I’ve always been skeptical by nature. I want to believe, but belief doesn’t always come naturally to me. I want to see the possibilities or probabilities of something before I commit belief. So, when I saw Robert J. Hutchinson’s newest book, Searching for Jesus: New Discoveries in the Quest for Jesus of Nazareth—and How They Confirm the Gospel Accounts, I was highly interested in giving it a read.
Hutchinson is an “educated layman” who admits to growing up with a fascination with the character of Jesus. He could see possibilities, a hero, and eventually he became drawn deeper into the gospel message, especially as he spent time in Israeli culture and came away with a thirst to learn more.
This desire for more knowledge and learning has culminated at this point in a book that takes both conservative Christian scholars and liberal scholars and looks at where these scholars provide evidence to support the accounts in the New Testament. However, this is not a work of apologetics, as many who pick up this book might be expecting. This is really a work of New Testament studies made accessible for the layman.
For most of us, unless we’ve taken courses in college or read New Testament studies books, the only items that we hear from the work of scholars are the sensational claims that we hear each Christmas and Easter of new research that challenges orthodox Christian belief. If this book does nothing else, I hope that it reminds people that these “shocking claims” are not truly based on the newest research or even the majority thought of scholars. In this, Hutchinson does an excellent job of debunking that popular thought.
Hutchinson divides his book into eleven chapters. Ten of these chapters are framed as questions, such as “Is there Eyewitness Testimony in the Gospels?” and “Did Jesus have a Secret Message?”. The final chapter is a mini examination of when Jesus began to be considered as divine instead of just man. Hutchinson paints broad strokes of each question, giving particular consideration to the conservative viewpoints, yet managing not to draw definitive conclusions, only to point to the viewpoints that support a more Biblical answer.
I think the best summation of his work comes in the chapter on whether or not there is proof for the resurrection. In this chapter, Hutchinson admits that “Doubt and hope are not mutually exclusive. In fact, they go together. If you have no doubts, then you probably don’t need hope.” He points out several times in this chapter that even though the gospels record the disciples as seeing the proof of the resurrection and other miracles, the gospels also record that the disciples experienced doubt. And I think it’s important to understand that those doubts are not only normal, but they’re okay. I think that skeptics and other seekers that are looking for answers may find some answers here, but I also think that as people of faith, we live in tension with the miraculous and with occasional doubts. That’s just something all of us natural skeptics just have to learn to deal with and do decide whether we’re going to let faith and doubt rule in our lives.
If there’s an area that I would have liked for Hutchinson to address further, it’s the penal substitution theory and it’s main competitors. He touches on this subject several times and is bumping up against it often in his treatment of his questions, but I feel like his examination of the argument is a little lacking.

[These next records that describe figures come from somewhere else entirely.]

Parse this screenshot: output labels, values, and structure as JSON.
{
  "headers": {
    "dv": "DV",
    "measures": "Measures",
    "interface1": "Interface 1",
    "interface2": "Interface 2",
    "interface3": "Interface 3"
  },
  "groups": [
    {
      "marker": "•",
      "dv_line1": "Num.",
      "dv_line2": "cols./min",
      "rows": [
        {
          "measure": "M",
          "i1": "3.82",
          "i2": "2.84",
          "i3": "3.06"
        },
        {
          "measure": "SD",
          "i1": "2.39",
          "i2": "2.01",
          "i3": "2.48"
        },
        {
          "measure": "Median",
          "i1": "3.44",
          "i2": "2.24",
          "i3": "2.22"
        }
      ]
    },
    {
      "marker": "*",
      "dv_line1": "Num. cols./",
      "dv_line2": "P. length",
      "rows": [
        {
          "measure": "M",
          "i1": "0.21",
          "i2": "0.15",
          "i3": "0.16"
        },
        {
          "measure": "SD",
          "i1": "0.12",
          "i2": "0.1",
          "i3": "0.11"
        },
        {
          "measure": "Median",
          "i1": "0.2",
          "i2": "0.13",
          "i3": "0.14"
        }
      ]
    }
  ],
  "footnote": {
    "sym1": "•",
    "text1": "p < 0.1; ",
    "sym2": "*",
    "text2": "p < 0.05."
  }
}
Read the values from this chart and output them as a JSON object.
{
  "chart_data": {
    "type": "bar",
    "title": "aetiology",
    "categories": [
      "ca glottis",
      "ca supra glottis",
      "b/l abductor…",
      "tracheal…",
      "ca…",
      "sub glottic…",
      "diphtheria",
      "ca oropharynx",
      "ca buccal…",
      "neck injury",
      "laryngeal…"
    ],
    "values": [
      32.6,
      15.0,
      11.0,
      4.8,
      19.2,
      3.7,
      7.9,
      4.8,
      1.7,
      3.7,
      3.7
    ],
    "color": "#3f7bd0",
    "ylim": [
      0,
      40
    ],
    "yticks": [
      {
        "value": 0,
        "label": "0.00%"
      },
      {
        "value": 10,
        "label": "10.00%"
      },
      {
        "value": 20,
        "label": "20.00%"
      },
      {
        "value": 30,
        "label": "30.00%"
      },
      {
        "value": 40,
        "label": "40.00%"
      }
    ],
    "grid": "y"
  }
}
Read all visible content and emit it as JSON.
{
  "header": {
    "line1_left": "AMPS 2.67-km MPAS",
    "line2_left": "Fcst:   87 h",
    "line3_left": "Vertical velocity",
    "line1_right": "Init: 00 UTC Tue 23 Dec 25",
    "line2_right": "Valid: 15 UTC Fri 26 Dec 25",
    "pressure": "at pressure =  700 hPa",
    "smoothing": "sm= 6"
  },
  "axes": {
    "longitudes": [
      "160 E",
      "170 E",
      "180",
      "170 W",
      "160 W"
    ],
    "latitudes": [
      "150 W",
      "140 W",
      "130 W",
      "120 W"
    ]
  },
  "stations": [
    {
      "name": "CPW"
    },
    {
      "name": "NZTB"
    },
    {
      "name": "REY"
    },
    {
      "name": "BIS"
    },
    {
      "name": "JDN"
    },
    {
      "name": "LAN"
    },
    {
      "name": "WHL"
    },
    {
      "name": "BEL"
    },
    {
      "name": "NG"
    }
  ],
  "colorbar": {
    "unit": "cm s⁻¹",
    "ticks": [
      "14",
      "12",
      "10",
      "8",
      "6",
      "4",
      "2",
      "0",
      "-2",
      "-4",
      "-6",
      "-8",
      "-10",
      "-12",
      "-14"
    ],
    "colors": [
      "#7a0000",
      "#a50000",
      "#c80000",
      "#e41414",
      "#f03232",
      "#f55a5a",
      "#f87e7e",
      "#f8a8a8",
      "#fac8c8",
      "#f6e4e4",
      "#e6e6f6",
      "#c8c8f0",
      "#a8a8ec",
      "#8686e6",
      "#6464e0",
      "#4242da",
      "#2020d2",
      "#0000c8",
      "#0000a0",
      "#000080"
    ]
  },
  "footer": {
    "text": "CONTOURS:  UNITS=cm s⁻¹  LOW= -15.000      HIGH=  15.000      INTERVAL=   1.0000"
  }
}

One of my favorite things about the book is Hutchinson’s use of endnotes and further reading references. Although I’ve read several of the books, Hutchinson’s book has had me to add several new books to my reading list. This is great book for the layman who’s searching in an honest way for answers answers and for what theologians and Biblical archaeologists are thinking about the subjects that Hutchinson addresses. I plan on keeping it on my shelf for further reference and reflection.
Disclaimer: I received a complimentary copy of this book from the BookLook Bloggers Program in exchange for an honest review.